We are proud of him and the many other wonderful NYPD people (too numerous to name) who helped tame our community when things were very much out of control. We also congratulate Steven and Patti McDonald, not only for Steven’s promotion to detective first grade but for both of their efforts and devotion to each other and the rest of us in trying to teach students and community groups about nonviolence, forgiveness and hope.

This young couple, both victims of a criminal’s bullet that paralyzed the husband, have been an example of courage truly above and beyond the call of duty. I felt very fortunate to have met them when they visited the Citizens’ Police Academy Alumni Association. They are very special people.

I was grateful to Edgar Grove for passing that good news along to me because I don’t always get down to Merrick Boulevard, and I would have been unhappy to have missed that particular issue. After Edgar and I talked about that news and a few other things, he said, “By the way, I got a promotion, too. I am now Assemblyman Scarborough’s office manager.”

Edgar is a modest, helpful, efficient gentleman who is most deserving of that promotion. Congratulations to him and his nice boss for making that good decision.

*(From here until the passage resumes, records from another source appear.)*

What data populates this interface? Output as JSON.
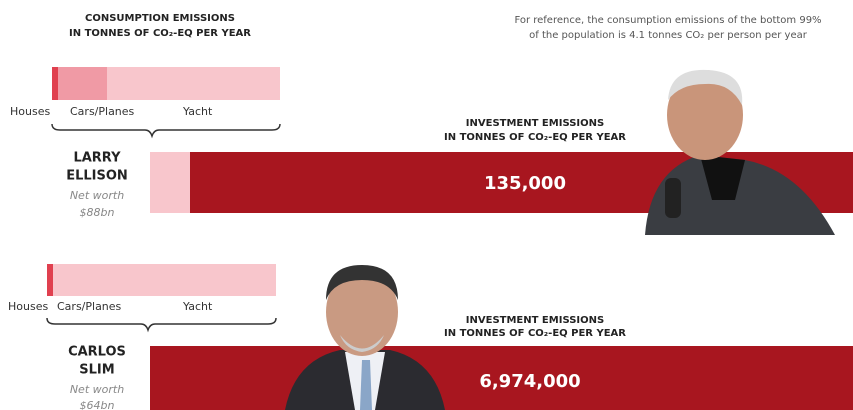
{
  "consumption_header": [
    "CONSUMPTION EMISSIONS",
    "IN TONNES OF CO₂-EQ PER YEAR"
  ],
  "reference_note": [
    "For reference, the consumption emissions of the bottom 99%",
    "of the population is 4.1 tonnes CO₂ per person per year"
  ],
  "people": [
    {
      "name": [
        "LARRY",
        "ELLISON"
      ],
      "net_worth": [
        "Net worth",
        "$88bn"
      ],
      "consumption_labels": [
        "Houses",
        "Cars/Planes",
        "Yacht"
      ],
      "investment_header": [
        "INVESTMENT EMISSIONS",
        "IN TONNES OF CO₂-EQ PER YEAR"
      ],
      "investment_value": "135,000"
    },
    {
      "name": [
        "CARLOS",
        "SLIM"
      ],
      "net_worth": [
        "Net worth",
        "$64bn"
      ],
      "consumption_labels": [
        "Houses",
        "Cars/Planes",
        "Yacht"
      ],
      "investment_header": [
        "INVESTMENT EMISSIONS",
        "IN TONNES OF CO₂-EQ PER YEAR"
      ],
      "investment_value": "6,974,000"
    }
  ]
}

My last bit of good news before the Christmas holiday was when I came across the name of Kenneth Romney, who had been a law explorer with Post 2105 when I was an adult advisor there. I had been looking up the name of another friend in my little address book and when I spotted Kenneth’s name, I called his mom to find out how the years had treated him.

I was delighted to hear he is a successful engineer in the oil industry. He has been working overseas and is on his way back home. All the good news about some very good people made my holidays very happy.